Under the condition, the Hall element 61X for position detection is assembled on the −Z side of the correction coils 59BX and is fixed on the unshown base station, and is separated from and arranged opposite to the −Z side surface of the magnets 55B at intervals across the correction coils 59BX along the Z-axis direction. The Hall element 61Y for position detection is assembled on the −Z side of the correction coils 59BY and is fixed on the unshown base station, and is separated from and arranged opposite to the −Z side surface of the magnets 55B at intervals across the correction coils 59BY along the Z-axis direction.
The Hall elements 61X, 61Y are all used for detecting the components of Z-axis direction of magnetic induction intensity generated by the oppositely arranged magnets 55B. Particularly, the Hall element 61X is used for detecting the change of magnetic induction intensity generated along with the swing of the oppositely arranged magnets 55B in the X-axis direction. The Hall element 61X is used for detecting the change of magnetic induction intensity generated along with the swing of the oppositely arranged magnets 55B in the Y-axis direction. Thus, the Hall element 61X can obtain the swinging position of the magnet support along the X-axis direction, and the Hall element 61Y can obtain the swinging position of the magnet support along the Y-axis direction.

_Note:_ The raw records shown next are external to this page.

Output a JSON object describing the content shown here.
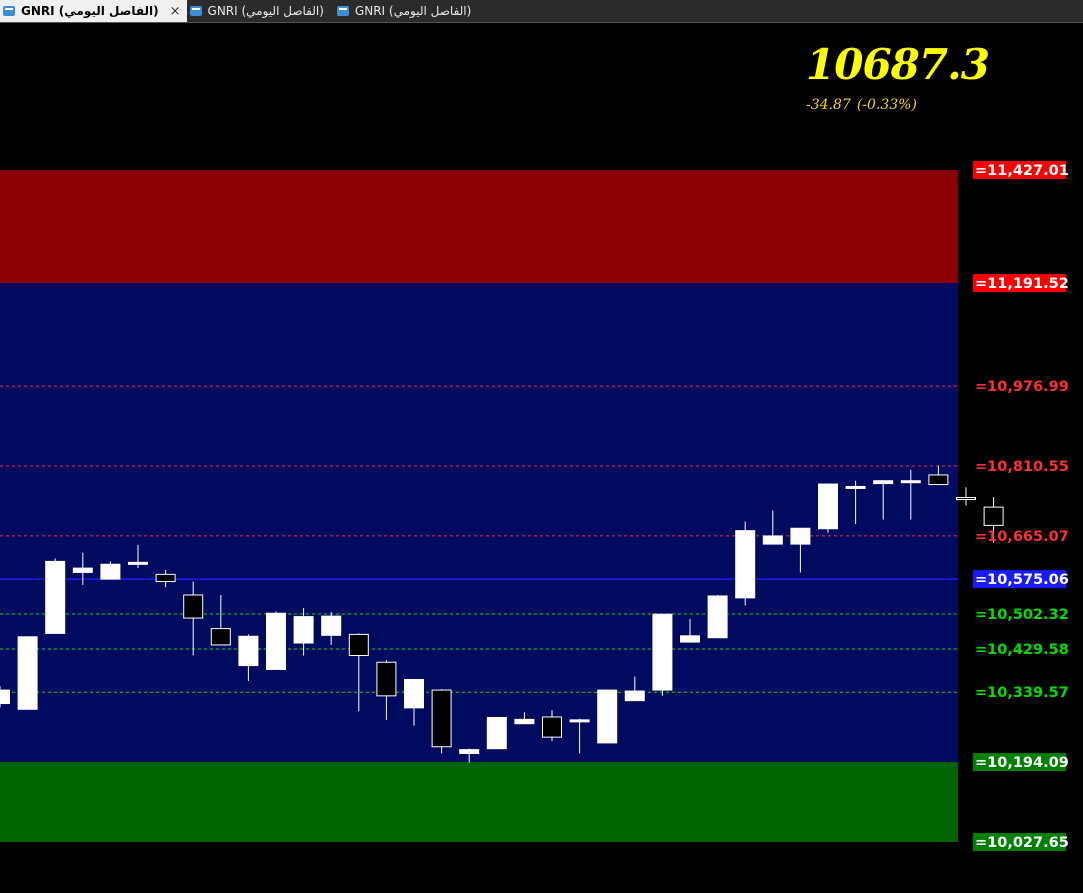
{
  "tabs": [
    {
      "label": "GNRI (الفاصل اليومي)",
      "active": true,
      "close": "×"
    },
    {
      "label": "GNRI (الفاصل اليومي)",
      "active": false
    },
    {
      "label": "GNRI (الفاصل اليومي)",
      "active": false
    }
  ],
  "price_display": {
    "last": "10687.3",
    "change": "-34.87",
    "change_pct": "(-0.33%)"
  },
  "colors": {
    "background": "#000000",
    "resistance_zone": "#8b0000",
    "middle_zone": "#000a5e",
    "support_zone": "#006400",
    "last_price_text": "#ffff00",
    "up_candle": "#ffffff",
    "down_candle": "#000000"
  },
  "chart_data": {
    "type": "candlestick",
    "title": "",
    "y_axis": {
      "scale": "linear",
      "position": "right"
    },
    "zones": [
      {
        "name": "upper-zone",
        "from": 11191.52,
        "to": 11427.01,
        "color": "#8b0000"
      },
      {
        "name": "middle-zone",
        "from": 10194.09,
        "to": 11191.52,
        "color": "#000a5e"
      },
      {
        "name": "lower-zone",
        "from": 10027.65,
        "to": 10194.09,
        "color": "#006400"
      }
    ],
    "levels": [
      {
        "value": 11427.01,
        "label": "=11,427.01",
        "style": "boxed",
        "color": "#ff0000",
        "line": "none"
      },
      {
        "value": 11191.52,
        "label": "=11,191.52",
        "style": "boxed",
        "color": "#ff0000",
        "line": "none"
      },
      {
        "value": 10976.99,
        "label": "=10,976.99",
        "style": "text",
        "color": "#ff3030",
        "line": "dashed"
      },
      {
        "value": 10810.55,
        "label": "=10,810.55",
        "style": "text",
        "color": "#ff3030",
        "line": "dashed"
      },
      {
        "value": 10665.07,
        "label": "=10,665.07",
        "style": "text",
        "color": "#ff3030",
        "line": "dashed"
      },
      {
        "value": 10575.06,
        "label": "=10,575.06",
        "style": "boxed",
        "color": "#1a1aff",
        "line": "solid"
      },
      {
        "value": 10502.32,
        "label": "=10,502.32",
        "style": "text",
        "color": "#00e000",
        "line": "dashed"
      },
      {
        "value": 10429.58,
        "label": "=10,429.58",
        "style": "text",
        "color": "#00e000",
        "line": "dashed"
      },
      {
        "value": 10339.57,
        "label": "=10,339.57",
        "style": "text",
        "color": "#00e000",
        "line": "dashed"
      },
      {
        "value": 10194.09,
        "label": "=10,194.09",
        "style": "boxed",
        "color": "#008000",
        "line": "none"
      },
      {
        "value": 10027.65,
        "label": "=10,027.65",
        "style": "boxed",
        "color": "#008000",
        "line": "none"
      }
    ],
    "candles": [
      {
        "o": 10316,
        "h": 10352,
        "l": 10308,
        "c": 10344
      },
      {
        "o": 10304,
        "h": 10455,
        "l": 10304,
        "c": 10455
      },
      {
        "o": 10462,
        "h": 10618,
        "l": 10462,
        "c": 10612
      },
      {
        "o": 10589,
        "h": 10630,
        "l": 10563,
        "c": 10598
      },
      {
        "o": 10575,
        "h": 10612,
        "l": 10575,
        "c": 10606
      },
      {
        "o": 10608,
        "h": 10646,
        "l": 10598,
        "c": 10610
      },
      {
        "o": 10585,
        "h": 10594,
        "l": 10558,
        "c": 10570
      },
      {
        "o": 10542,
        "h": 10570,
        "l": 10416,
        "c": 10494
      },
      {
        "o": 10472,
        "h": 10542,
        "l": 10438,
        "c": 10438
      },
      {
        "o": 10395,
        "h": 10460,
        "l": 10363,
        "c": 10456
      },
      {
        "o": 10387,
        "h": 10508,
        "l": 10387,
        "c": 10504
      },
      {
        "o": 10442,
        "h": 10515,
        "l": 10416,
        "c": 10497
      },
      {
        "o": 10458,
        "h": 10506,
        "l": 10438,
        "c": 10498
      },
      {
        "o": 10460,
        "h": 10462,
        "l": 10300,
        "c": 10416
      },
      {
        "o": 10402,
        "h": 10406,
        "l": 10282,
        "c": 10332
      },
      {
        "o": 10307,
        "h": 10366,
        "l": 10270,
        "c": 10366
      },
      {
        "o": 10344,
        "h": 10346,
        "l": 10212,
        "c": 10226
      },
      {
        "o": 10212,
        "h": 10222,
        "l": 10193,
        "c": 10220
      },
      {
        "o": 10222,
        "h": 10287,
        "l": 10222,
        "c": 10287
      },
      {
        "o": 10274,
        "h": 10298,
        "l": 10274,
        "c": 10283
      },
      {
        "o": 10288,
        "h": 10302,
        "l": 10238,
        "c": 10246
      },
      {
        "o": 10279,
        "h": 10284,
        "l": 10212,
        "c": 10282
      },
      {
        "o": 10234,
        "h": 10344,
        "l": 10234,
        "c": 10344
      },
      {
        "o": 10322,
        "h": 10372,
        "l": 10322,
        "c": 10342
      },
      {
        "o": 10344,
        "h": 10502,
        "l": 10332,
        "c": 10502
      },
      {
        "o": 10444,
        "h": 10492,
        "l": 10444,
        "c": 10457
      },
      {
        "o": 10453,
        "h": 10542,
        "l": 10453,
        "c": 10540
      },
      {
        "o": 10536,
        "h": 10695,
        "l": 10520,
        "c": 10676
      },
      {
        "o": 10648,
        "h": 10718,
        "l": 10648,
        "c": 10665
      },
      {
        "o": 10648,
        "h": 10681,
        "l": 10589,
        "c": 10681
      },
      {
        "o": 10680,
        "h": 10774,
        "l": 10672,
        "c": 10773
      },
      {
        "o": 10768,
        "h": 10780,
        "l": 10690,
        "c": 10768
      },
      {
        "o": 10774,
        "h": 10780,
        "l": 10699,
        "c": 10780
      },
      {
        "o": 10780,
        "h": 10803,
        "l": 10699,
        "c": 10780
      },
      {
        "o": 10792,
        "h": 10811,
        "l": 10773,
        "c": 10772
      },
      {
        "o": 10745,
        "h": 10766,
        "l": 10728,
        "c": 10741
      },
      {
        "o": 10725,
        "h": 10746,
        "l": 10651,
        "c": 10687
      }
    ]
  }
}
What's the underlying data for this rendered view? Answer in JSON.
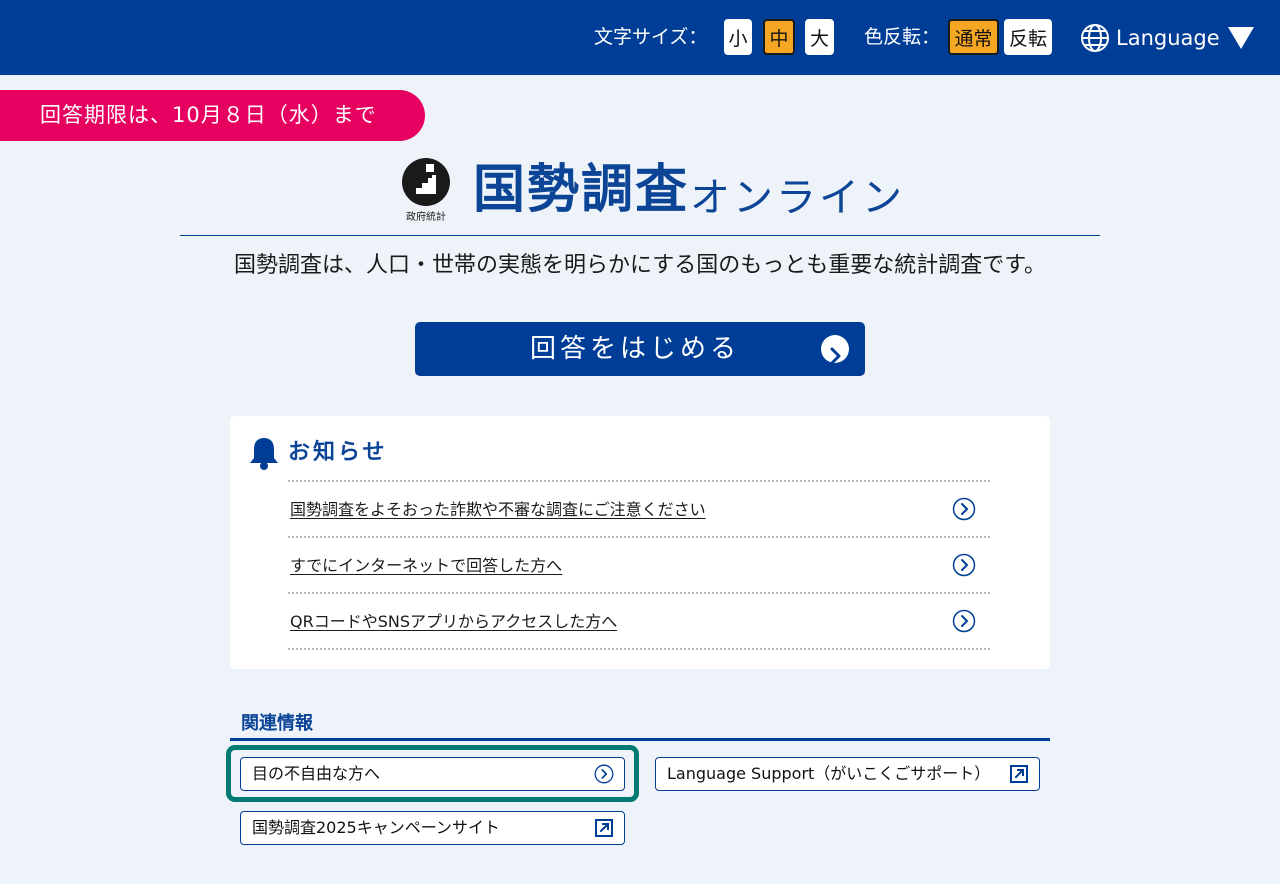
{
  "header": {
    "font_size_label": "文字サイズ：",
    "font_sizes": [
      "小",
      "中",
      "大"
    ],
    "font_size_selected": "中",
    "color_label": "色反転：",
    "color_modes": [
      "通常",
      "反転"
    ],
    "color_selected": "通常",
    "language_label": "Language"
  },
  "deadline": "回答期限は、10月８日（水）まで",
  "logo": {
    "caption": "政府統計",
    "title_main": "国勢調査",
    "title_sub": "オンライン"
  },
  "tagline": "国勢調査は、人口・世帯の実態を明らかにする国のもっとも重要な統計調査です。",
  "start_button": "回答をはじめる",
  "notices": {
    "title": "お知らせ",
    "items": [
      "国勢調査をよそおった詐欺や不審な調査にご注意ください",
      "すでにインターネットで回答した方へ",
      "QRコードやSNSアプリからアクセスした方へ"
    ]
  },
  "related": {
    "title": "関連情報",
    "links": [
      {
        "label": "目の不自由な方へ",
        "icon": "chevron-right-icon"
      },
      {
        "label": "Language Support（がいこくごサポート）",
        "icon": "external-link-icon"
      },
      {
        "label": "国勢調査2025キャンペーンサイト",
        "icon": "external-link-icon"
      }
    ]
  },
  "colors": {
    "header_bg": "#003d96",
    "deadline_bg": "#e6005f",
    "active_option": "#f5a623",
    "focus_ring": "#007a72"
  }
}
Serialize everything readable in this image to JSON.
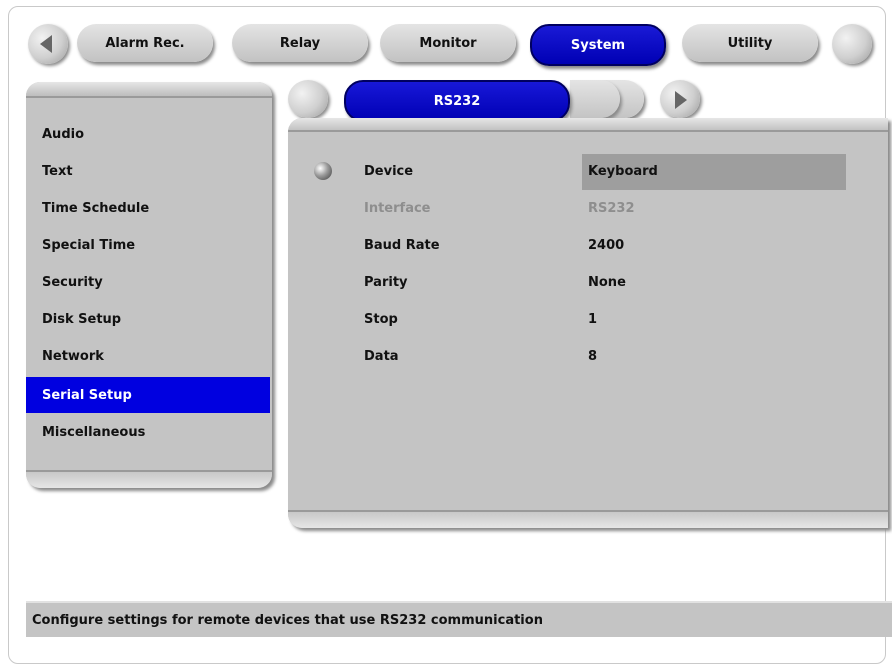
{
  "top_tabs": [
    "Alarm Rec.",
    "Relay",
    "Monitor",
    "System",
    "Utility"
  ],
  "active_top_tab": "System",
  "menu": {
    "items": [
      "Audio",
      "Text",
      "Time Schedule",
      "Special Time",
      "Security",
      "Disk Setup",
      "Network",
      "Serial Setup",
      "Miscellaneous"
    ],
    "selected": "Serial Setup"
  },
  "sub_tab": {
    "label": "RS232"
  },
  "settings": {
    "device": {
      "label": "Device",
      "value": "Keyboard"
    },
    "interface": {
      "label": "Interface",
      "value": "RS232",
      "disabled": true
    },
    "baud_rate": {
      "label": "Baud Rate",
      "value": "2400"
    },
    "parity": {
      "label": "Parity",
      "value": "None"
    },
    "stop": {
      "label": "Stop",
      "value": "1"
    },
    "data": {
      "label": "Data",
      "value": "8"
    }
  },
  "status_message": "Configure settings for remote devices that use RS232 communication",
  "colors": {
    "accent_blue": "#0000e0",
    "panel_gray": "#c4c4c4",
    "highlight_gray": "#9e9e9e",
    "disabled_text": "#8e8e8e"
  }
}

Hereon, the Hall elements 61X, 61Y assembled at the back of the Z-axis direction of the correction coils 59B may miss magnetic noise generated along with the electrification of the correction coils 59B so as to generate error position detection signals. In order to inhibit the missing of the magnetic noise, the correction coils 59BX are clamped between the magnets 55B and the Hall elements 61X and the correction coils 59BY are clamped between the magnets 55B and the Hall elements 61Y. The correction coils 59B do not face the middle parts of the Hall elements 61X and the Hall elements 61Y, but each correction coil 58B that corresponding to one of the Hall elements 61X and the Hall elements 61Y is cut into two winding sheets. However, when the correction coils 59B are cut into the winding sheets, the cross amount of magnetic induction lines generated by the magnets 55B and the cut correction coils 59BX, 59BY is reduced, so that the driving force (swinging force) during swinging is reduced.